Addressing Two Commonly Unrecognized Sources of Score Instability in Annual State Assessments
The work reported in this paper reflects a collaborative effort of many individuals representing multiple organizations. It began during a session at the October 2008 meeting of TILSA when a representative of a member state asked the group if any of their programs had experienced unexpected fluctuations in the annual state assessment scores, and if so, whether they have a reasonable explanation for such instability in the scores. Gary Phillips, representing AIR, offered that he had been investigating what he called “score drift” and did have a hypothesis about this phenomenon and offered a brief explanation regarding what he characterized as two unrecognized sources of error that underlie such fluctuations. Dr. Phillips was invited to make a much longer presentation on his hypothesis and findings at the June 2009 meeting of TILSA. In April of 2010 Gary Phillips presented a full day pre-session at the annual meeting of the National Council on Measurement in Education (NCME) on: (1) the errors associated with the failure to
use scientific sampling methodology in combination with cluster sampling designs and (2) errors associated with equating test forms.
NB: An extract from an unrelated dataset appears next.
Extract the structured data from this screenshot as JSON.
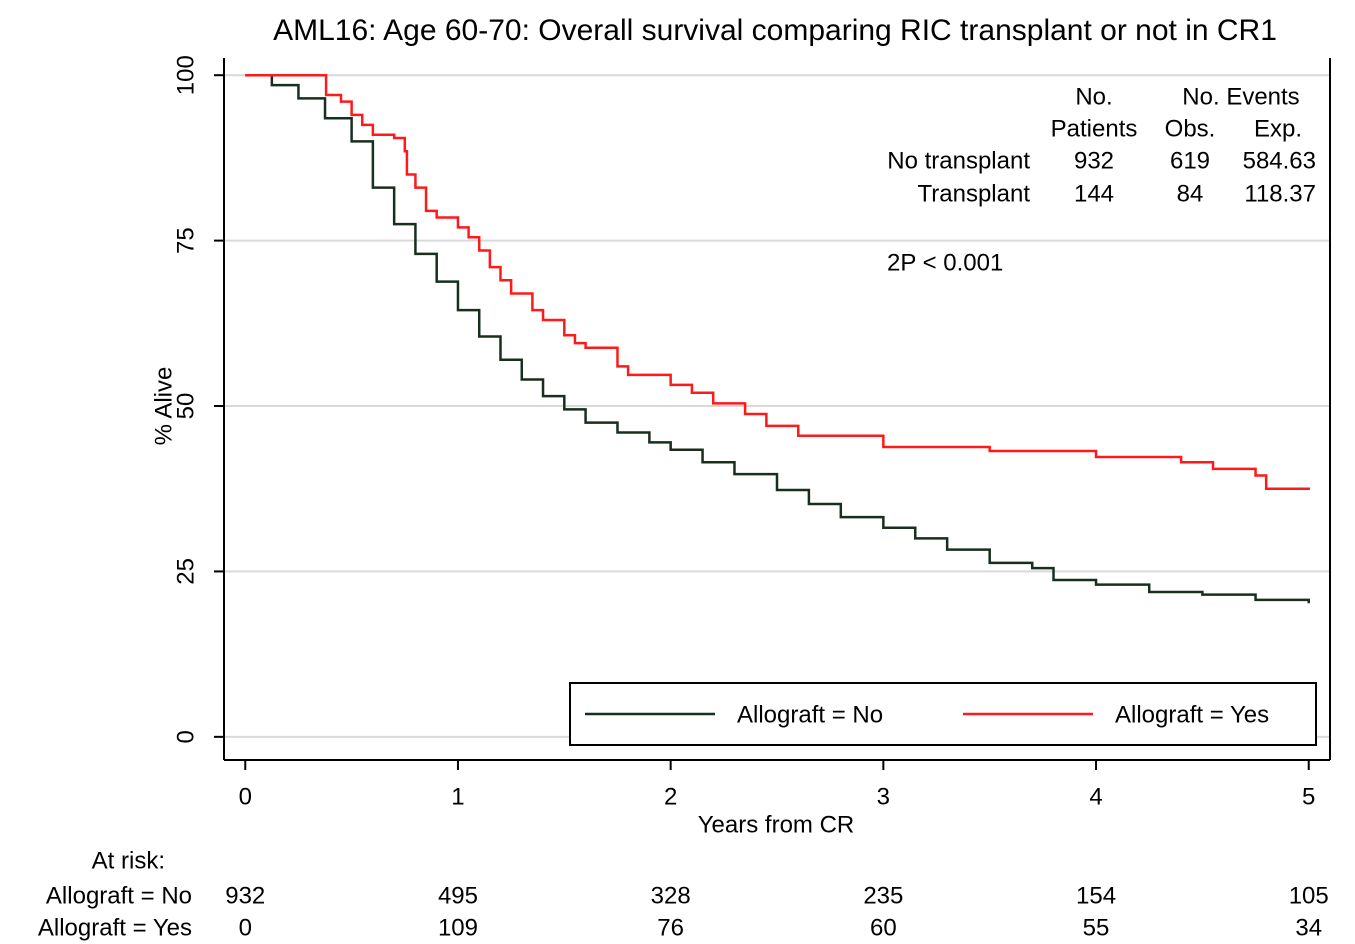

Following this session, because of the potential significance of the argument being made, the TILSA program advisors approached Dr. Phillips and ask him if he would be willing to have his hypothesis, data, and recommendations reviewed by a select group of senior measurement experts. He agreed to, and welcomed, the opportunity to have a group of his peers critique his work and a subsequent full day session was held at the CCSSO offices on September 30, 2010.